Der Grund, weshalb Calle Collin seinem Gegenüber nur schwer folgen konnte, war nicht, dass er undeutlich sprach, sondern dass das Gesagte so uninteressant war.
»Ich Erfolg Anekdote Lachpause Publikumsrekord schwierige Kindheit nicht immer ganz leicht trotzdem Erfolg Ich Demut immer Selbstzweifel Ich ein ständiger Kampf Ich das zentrale Ich gestalte Ich Kraft beziehen aus den Charakteren Ich blabla Ich.«
Calle Collin nickte aufmerksam und notierte sich Stichworte. Er fühlte sich wehmütig. Der Schauspieler war kein schlechter Mensch, seine Egozentrik beruhte auf einem schlecht entwickelten Selbstbewusstsein und einem grenzenlosen Bedürfnis nach Bestätigung. Augenblicke wie dieser waren Sauerstoff für ihn.
Calle Collins Interview würde sich in nichts von all den anderen unterscheiden, die der Schauspieler bereits gegeben hatte. Keine neuen Erkenntnisse, und die Wahrheit würde mit Abwesenheit glänzen. Calle würde dem Schauspieler den Text schicken, damit er ihn absegnen konnte, und der Schauspieler würde seine Anmerkungen machen und eventuell sogar andeuten, dass Calles Bemühungen nicht ganz seinen Erwartungen entsprächen, da die Tatsache, dass man ihm einen Platz in einer Illustrierten versprochen hatte, um so viel mehr bedeutete, da der Höhepunkt seiner Karriere schon so lange zurücklag.

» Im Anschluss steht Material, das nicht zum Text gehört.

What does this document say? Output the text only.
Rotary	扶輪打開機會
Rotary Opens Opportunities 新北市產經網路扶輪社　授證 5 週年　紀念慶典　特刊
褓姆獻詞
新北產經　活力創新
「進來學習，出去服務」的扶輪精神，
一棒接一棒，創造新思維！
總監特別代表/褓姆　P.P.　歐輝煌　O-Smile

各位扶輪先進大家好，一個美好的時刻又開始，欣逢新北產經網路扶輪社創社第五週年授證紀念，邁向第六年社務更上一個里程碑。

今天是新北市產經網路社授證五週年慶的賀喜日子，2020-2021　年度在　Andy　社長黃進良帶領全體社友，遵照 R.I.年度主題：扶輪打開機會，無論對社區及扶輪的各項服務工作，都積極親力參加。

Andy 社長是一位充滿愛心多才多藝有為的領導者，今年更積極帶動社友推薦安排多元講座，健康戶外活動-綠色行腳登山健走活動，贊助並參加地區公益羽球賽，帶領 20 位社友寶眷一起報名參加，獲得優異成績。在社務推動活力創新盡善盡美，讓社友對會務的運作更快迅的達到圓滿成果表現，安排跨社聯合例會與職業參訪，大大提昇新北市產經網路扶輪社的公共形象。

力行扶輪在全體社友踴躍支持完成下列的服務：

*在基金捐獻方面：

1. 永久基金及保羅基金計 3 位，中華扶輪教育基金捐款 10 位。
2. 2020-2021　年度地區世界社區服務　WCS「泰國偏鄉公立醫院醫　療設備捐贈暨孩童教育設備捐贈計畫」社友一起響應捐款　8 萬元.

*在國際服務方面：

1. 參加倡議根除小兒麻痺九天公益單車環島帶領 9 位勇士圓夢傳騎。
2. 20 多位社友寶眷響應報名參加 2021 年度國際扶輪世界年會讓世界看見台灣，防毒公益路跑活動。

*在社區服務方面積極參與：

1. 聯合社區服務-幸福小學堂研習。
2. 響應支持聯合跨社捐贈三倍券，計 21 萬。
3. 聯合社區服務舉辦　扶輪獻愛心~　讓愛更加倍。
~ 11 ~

Anschließend würde der Schauspieler Calles einzige aufrichtige Beobachtung streichen und das eine oder andere selbstbeweihräuchernde Lobeswort hinzufügen, ehe alle Seiten zufriedengestellt waren oder zumindest so taten.
Der Schauspieler war im Laufe seiner Karriere unzählige Male interviewt worden. Die Fragen und die Antworten waren immer dieselben gewesen. Calle kannte alle Formulierungen, die über die Lippen des Schauspielers kamen, aus anderen Interviews aus dem Zeitungsarchiv. Die Worte waren dieselben und die Traktorspuren so tief, dass der Schauspieler, selbst wenn er aufrichtig und
ehrlich hätte sein wollen, nicht von seinem geschaffenen Selbstbild hätte abweichen können.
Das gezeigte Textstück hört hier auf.